Şiirle yaşamak adına, mısralarla beyaz sayfadaydı. Her mısrada acı ve tatlı veriler şifrelenirken, yaşantıya kattığı heyecanı, eksik olmuyordu. Kelimeler saygı değerdi. Anlamı, şiirin berraklığıydı.
Şiirle yaşıyor ve doğrulardan ayrılmıyordu. İçten bir anlayışla, sözlerini değerlendiriyordu.
Şiirin konusu; “hayat güzeldir,” diyerek özetlenebilirdi.
Mısralarında yaşamın değerini vurgularken, gönlünce sevmeyi ve iyiliği öne çıkarmayı kabullenirdi.
Anılarında da şiirle, topluma hitap ediyordu. Sıkıntılı günlerine rağmen, gururla yazmaya, devam etmesi, duygusal bilinci etkilemeye yönelikti.

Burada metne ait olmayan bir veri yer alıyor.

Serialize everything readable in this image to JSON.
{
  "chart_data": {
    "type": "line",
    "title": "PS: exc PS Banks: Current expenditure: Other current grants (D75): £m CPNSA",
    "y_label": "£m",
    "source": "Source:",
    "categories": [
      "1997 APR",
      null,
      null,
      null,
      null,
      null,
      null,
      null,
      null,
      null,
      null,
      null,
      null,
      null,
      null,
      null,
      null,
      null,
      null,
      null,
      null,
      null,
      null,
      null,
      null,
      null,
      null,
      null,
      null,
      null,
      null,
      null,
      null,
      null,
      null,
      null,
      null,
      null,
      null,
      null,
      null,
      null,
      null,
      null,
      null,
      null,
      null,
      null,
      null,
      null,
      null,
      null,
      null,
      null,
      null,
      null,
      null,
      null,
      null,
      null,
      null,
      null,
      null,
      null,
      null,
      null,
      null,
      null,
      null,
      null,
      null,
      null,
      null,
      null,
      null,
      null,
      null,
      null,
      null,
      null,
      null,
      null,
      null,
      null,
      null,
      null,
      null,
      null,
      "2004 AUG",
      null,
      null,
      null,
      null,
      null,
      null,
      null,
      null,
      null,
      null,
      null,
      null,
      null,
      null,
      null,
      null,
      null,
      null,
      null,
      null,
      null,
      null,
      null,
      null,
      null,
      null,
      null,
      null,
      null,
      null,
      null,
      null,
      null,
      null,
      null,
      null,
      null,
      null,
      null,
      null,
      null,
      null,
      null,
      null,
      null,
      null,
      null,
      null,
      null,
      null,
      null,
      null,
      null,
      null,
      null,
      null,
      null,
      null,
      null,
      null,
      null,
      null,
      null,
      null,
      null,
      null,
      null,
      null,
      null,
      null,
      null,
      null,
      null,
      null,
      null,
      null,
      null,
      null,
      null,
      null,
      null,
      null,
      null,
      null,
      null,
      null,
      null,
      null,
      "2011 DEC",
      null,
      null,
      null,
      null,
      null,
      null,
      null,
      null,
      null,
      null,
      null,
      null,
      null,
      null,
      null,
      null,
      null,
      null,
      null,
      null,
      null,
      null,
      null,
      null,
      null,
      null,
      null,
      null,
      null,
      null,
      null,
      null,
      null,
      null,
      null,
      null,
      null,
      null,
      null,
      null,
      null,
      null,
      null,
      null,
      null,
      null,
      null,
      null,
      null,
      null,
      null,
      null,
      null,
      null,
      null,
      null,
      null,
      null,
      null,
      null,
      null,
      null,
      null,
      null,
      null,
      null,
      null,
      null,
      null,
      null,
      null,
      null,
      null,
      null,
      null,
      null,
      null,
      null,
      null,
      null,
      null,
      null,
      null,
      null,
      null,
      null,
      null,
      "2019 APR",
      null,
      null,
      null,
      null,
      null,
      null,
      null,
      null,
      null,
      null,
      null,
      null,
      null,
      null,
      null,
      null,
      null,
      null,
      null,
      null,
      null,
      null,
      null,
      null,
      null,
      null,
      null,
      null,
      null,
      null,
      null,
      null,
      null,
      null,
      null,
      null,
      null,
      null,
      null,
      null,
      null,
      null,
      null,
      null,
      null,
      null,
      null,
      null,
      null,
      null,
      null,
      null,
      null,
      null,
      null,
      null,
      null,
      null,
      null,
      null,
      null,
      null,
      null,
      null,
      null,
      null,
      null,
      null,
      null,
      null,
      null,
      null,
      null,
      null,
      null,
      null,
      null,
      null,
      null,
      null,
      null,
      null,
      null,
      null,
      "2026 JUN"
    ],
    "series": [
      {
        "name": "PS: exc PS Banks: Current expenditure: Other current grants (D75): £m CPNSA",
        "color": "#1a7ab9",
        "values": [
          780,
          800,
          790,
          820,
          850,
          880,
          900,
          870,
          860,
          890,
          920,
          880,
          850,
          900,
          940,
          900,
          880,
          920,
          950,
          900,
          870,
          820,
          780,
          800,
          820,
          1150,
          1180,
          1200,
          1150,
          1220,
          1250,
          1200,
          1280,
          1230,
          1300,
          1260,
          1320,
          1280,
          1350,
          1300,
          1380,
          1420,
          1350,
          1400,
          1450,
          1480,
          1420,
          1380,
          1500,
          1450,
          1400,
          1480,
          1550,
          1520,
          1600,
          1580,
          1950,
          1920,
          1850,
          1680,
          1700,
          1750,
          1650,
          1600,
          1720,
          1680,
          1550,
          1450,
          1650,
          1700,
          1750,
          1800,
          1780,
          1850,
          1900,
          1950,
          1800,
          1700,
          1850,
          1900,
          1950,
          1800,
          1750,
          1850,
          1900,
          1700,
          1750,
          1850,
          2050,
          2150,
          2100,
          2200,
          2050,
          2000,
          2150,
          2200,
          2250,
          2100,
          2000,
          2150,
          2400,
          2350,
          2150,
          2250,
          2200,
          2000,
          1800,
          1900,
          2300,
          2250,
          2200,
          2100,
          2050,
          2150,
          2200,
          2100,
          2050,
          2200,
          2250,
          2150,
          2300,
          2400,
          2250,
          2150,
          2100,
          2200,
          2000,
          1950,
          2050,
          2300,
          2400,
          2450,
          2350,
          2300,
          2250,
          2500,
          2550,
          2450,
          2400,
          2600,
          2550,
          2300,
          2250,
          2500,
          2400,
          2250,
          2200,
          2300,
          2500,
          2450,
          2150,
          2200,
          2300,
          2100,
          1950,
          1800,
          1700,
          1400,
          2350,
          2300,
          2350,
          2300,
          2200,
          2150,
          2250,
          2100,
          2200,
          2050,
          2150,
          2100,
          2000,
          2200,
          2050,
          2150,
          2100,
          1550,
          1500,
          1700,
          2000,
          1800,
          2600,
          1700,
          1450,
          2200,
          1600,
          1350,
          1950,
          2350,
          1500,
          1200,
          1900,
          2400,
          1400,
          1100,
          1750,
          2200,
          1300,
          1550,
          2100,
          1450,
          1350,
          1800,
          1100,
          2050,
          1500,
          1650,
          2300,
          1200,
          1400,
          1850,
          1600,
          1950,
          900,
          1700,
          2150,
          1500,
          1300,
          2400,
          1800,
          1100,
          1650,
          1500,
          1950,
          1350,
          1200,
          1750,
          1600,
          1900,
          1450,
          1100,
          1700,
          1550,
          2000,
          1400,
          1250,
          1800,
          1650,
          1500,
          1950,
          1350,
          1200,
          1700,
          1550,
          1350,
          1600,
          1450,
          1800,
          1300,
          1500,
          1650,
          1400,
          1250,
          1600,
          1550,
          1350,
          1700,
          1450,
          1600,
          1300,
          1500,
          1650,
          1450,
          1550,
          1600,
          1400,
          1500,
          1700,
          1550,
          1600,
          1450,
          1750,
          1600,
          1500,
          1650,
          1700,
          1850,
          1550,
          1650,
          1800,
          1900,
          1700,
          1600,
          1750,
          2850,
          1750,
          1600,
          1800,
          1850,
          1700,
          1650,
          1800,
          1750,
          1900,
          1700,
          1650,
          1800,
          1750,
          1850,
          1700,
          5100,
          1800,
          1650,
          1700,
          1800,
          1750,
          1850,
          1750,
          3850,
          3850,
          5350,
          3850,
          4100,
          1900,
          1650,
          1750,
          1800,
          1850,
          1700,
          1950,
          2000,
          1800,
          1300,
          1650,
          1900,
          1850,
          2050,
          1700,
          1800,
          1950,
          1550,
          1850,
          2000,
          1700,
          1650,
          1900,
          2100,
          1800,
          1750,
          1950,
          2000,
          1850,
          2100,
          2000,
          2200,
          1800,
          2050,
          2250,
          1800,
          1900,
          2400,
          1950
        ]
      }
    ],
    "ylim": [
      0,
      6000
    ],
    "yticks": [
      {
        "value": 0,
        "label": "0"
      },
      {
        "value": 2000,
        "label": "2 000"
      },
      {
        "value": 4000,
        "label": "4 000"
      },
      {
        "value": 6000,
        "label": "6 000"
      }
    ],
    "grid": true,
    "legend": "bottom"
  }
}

Şiiri okudukça, ahlak ölçüsü şekillenecekti.
Dalgalarla diyaloğu şiirdi. Şiirdi belleğini meşgul eden. Onlardı beyaz sayfayı saygın hale getiren. Sayfalarda hayal ürünü yerine, kelimelerdi, o saf ve temiz ruhu öne çıkaran.
Seherde; ilk mısralarla şiir bütünlüğü oluşurdu. Burada manevi gücün zaferi gizliydi. Onun için tekrar okunduğunda karşımıza, farklı olgular çıkardı.
Şiirinde kelimenin yeri belliydi. Bu yeri değer olarak bilir ve belleğe yerleştirirdi. İlk mısra genelde, tüm lezzeti kapsıyordu. Bu lezzet kâğıda güzel sırlar şeklinde geçerdi. Kaynak suyun doğallığı gibi.
Şiirle yaşamak, sağlam bir irade, sezgi gücü, azimle bıkmadan ve usanmadan yazmaktır. En zinde saatlerini satırların çizgilerinde gezerek harcar ve tarihi mesajını verirdi. Böylece kurulacak yakınlığı alkışlayanlar çoğunlukta olacaktı.
Şiirin, gizi sanat, manevi yeri de kalbiydi.
Şiirle yaşamak, arzularının yerine gelmesi adına, hayallerin peşine koşmaya niyet etmektir.
Şiirle yaşamak, bir semboldür. Sembol ruhun parmak uçlarından satırlara özlemini not etmektir.
Şiirle yaşamak onurlu ve soylu bir duruşunda, içinden geldiği gibi yazmaktır.
Şiirle yaşayan, Yusuf kardeşime sağlık ve mutluluklar.